Annotation Presentation to Remote Sensing Association

Next Wednesday, I’ll be making a presentation to the Ontario Association for Remote Sensing (OARS). The details are available online. As you can see from the abstract,

Incorporating Feature-Based Annotations into Automatically Generated Knowledge Representations

Earth Science Markup Language (ESML) is efficient and effective in representing scientific data in an XML-based formalism. However, features of the data being represented are not accounted for in ESML. Such features might derive from events (e.g., a gap in data collection due to instrument servicing), identifications (e.g., a scientifically interesting object in an image), or some other source. In order to account for features in an ESML context, consideration is given from the perspective of annotation, i.e., the addition of information to existing documents without changing the originals. Although it is possible to extend ESML to incorporate feature-based annotations internally (e.g., by extending the XML schema for ESML), there are a number of complicating factors that are identified. Rather than pursuing the ESML-extension approach, attention focuses on an external representation for feature-based annotations via XML Pointer Language (XPointer).
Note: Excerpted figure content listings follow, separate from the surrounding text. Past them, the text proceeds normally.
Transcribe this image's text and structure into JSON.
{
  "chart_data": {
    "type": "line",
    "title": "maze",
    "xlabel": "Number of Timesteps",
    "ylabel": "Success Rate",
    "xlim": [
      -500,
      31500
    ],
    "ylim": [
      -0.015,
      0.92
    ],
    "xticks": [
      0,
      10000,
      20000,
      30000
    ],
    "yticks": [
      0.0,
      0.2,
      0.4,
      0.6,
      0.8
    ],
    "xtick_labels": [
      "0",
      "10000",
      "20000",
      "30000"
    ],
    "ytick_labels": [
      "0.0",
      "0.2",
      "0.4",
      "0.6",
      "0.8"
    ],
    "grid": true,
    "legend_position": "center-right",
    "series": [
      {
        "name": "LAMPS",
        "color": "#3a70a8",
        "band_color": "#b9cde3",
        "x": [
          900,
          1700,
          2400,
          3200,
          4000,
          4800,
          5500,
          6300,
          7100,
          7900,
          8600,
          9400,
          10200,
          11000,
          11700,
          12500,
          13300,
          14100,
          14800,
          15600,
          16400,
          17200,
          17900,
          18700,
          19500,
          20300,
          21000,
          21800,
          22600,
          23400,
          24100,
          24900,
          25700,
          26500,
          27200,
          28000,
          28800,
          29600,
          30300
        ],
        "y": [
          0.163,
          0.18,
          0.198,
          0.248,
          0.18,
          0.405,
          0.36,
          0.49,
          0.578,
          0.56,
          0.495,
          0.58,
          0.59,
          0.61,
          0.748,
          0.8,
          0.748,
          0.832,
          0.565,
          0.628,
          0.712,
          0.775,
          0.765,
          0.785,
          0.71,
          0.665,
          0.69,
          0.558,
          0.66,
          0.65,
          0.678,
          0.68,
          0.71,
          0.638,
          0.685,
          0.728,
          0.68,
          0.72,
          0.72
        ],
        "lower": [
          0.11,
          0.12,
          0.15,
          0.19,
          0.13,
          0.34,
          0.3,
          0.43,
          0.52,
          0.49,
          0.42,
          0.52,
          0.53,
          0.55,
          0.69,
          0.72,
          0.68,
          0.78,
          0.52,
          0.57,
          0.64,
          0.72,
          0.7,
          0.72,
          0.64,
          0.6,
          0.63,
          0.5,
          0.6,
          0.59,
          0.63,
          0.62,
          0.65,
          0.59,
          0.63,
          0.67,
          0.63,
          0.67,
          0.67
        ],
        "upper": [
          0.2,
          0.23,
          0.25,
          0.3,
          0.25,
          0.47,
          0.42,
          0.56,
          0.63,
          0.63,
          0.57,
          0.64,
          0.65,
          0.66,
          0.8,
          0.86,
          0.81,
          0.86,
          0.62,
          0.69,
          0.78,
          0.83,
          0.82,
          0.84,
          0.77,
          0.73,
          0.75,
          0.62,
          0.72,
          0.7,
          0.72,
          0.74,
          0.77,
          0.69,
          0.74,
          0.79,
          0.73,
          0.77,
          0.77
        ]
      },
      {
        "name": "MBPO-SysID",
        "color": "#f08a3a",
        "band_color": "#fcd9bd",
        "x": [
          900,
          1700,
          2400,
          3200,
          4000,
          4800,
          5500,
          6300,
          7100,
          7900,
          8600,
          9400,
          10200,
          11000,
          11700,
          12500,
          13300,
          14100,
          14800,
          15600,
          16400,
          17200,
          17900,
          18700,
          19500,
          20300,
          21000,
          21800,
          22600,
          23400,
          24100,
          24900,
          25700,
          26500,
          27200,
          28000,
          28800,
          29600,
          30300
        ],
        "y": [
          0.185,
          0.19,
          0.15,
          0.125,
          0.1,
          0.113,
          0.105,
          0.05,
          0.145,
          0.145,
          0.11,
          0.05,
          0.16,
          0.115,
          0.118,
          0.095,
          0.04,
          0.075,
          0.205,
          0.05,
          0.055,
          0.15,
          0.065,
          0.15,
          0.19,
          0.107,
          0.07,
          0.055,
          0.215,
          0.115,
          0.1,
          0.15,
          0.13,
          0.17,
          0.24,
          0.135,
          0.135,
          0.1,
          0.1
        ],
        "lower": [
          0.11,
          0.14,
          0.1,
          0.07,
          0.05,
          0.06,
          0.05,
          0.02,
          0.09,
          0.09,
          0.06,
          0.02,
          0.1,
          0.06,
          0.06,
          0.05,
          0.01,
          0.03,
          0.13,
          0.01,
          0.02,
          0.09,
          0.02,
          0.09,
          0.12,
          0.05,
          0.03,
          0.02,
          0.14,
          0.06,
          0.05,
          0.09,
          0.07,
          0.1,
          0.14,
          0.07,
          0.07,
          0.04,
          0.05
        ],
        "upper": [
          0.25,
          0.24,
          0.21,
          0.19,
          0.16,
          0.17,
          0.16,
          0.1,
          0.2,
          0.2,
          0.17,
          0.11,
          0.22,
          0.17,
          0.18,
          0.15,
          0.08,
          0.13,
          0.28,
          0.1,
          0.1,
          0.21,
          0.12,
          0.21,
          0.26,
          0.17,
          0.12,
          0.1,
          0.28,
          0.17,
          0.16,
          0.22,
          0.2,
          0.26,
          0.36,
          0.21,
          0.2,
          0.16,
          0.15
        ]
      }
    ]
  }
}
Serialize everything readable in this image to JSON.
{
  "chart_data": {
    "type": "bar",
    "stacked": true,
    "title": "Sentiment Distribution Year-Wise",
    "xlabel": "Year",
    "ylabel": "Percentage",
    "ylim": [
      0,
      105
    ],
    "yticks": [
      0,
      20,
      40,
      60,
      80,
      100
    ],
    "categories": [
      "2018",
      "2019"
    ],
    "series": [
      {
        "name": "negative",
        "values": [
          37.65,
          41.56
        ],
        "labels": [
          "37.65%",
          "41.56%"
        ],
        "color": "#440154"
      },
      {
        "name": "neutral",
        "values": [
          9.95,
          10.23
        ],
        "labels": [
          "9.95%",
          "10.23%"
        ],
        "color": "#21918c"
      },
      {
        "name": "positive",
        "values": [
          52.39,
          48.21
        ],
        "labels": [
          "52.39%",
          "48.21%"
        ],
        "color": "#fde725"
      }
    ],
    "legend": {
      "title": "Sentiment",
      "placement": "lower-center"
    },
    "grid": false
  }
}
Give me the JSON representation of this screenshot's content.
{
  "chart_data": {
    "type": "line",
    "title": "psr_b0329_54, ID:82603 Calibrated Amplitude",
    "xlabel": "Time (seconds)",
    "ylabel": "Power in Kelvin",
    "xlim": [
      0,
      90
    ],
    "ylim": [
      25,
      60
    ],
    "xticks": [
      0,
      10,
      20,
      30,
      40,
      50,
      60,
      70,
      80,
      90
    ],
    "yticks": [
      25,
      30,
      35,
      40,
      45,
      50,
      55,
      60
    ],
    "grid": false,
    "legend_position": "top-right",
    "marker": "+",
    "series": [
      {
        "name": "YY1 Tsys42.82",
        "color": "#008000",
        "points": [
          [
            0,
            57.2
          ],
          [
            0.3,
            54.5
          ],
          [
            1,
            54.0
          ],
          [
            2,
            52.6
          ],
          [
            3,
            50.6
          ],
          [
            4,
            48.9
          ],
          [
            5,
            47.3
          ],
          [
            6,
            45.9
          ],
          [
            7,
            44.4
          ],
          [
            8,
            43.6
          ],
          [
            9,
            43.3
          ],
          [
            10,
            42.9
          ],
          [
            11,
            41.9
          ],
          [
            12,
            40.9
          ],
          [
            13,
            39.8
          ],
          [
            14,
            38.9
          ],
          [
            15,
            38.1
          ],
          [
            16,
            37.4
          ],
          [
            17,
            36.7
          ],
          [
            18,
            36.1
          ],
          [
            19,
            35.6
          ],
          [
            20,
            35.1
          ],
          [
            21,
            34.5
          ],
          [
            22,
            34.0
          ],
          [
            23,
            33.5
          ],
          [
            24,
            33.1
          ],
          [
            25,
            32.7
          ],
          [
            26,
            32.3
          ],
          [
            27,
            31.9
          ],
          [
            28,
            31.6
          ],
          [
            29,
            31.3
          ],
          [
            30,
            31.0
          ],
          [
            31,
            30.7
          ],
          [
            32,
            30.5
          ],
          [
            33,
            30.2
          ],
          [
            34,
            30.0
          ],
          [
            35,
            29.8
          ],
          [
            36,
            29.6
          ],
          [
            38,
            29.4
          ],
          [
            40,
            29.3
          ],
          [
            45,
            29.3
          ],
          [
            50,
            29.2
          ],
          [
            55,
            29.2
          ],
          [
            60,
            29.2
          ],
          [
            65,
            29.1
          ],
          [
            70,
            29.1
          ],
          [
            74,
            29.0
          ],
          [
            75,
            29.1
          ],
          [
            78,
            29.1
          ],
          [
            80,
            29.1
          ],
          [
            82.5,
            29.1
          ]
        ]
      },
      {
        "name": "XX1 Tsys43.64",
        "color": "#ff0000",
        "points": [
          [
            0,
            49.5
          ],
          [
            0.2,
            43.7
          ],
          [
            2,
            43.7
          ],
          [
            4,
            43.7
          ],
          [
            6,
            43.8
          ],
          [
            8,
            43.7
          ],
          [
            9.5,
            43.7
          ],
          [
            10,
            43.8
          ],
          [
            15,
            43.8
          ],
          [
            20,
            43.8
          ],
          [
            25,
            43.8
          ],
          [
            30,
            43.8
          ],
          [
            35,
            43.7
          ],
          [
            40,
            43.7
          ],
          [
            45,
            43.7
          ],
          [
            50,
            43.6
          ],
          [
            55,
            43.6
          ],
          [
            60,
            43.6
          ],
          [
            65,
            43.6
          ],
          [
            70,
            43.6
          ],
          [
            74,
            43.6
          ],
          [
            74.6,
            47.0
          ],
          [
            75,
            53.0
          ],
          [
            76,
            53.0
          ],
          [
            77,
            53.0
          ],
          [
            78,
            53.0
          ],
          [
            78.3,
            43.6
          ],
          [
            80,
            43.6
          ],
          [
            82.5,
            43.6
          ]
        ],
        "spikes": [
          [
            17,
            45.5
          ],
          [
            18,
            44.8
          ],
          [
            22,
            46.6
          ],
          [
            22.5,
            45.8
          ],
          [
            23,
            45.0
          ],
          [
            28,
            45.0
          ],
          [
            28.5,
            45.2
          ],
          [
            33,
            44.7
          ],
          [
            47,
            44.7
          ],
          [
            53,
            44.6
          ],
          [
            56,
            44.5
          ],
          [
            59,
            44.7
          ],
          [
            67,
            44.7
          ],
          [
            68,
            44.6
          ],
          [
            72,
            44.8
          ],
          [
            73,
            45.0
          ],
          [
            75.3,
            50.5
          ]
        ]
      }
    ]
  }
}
In previous work, it has been shown that it is possible to extract relationships from ESML-based representations, and capture the results in the Resource Description Format (RDF). Thus attention focuses here on exploring and reporting on this same requirement for XPointer-based annotations of ESML representations. Earth Science examples allow for illustration of this approach for introducing annotations into automatically generated knowledge representations.

my intention is to emphsize some of my recent research into annotation. Most of this work is being done in collaboration with Jerusha Lederman and Keith Aldridge of York University.

The above abstract very closely resembles a submission that was recently accepted for the Fall Meeting of the American Geophysical Union (AGU). I’ll be blogging more on that soon.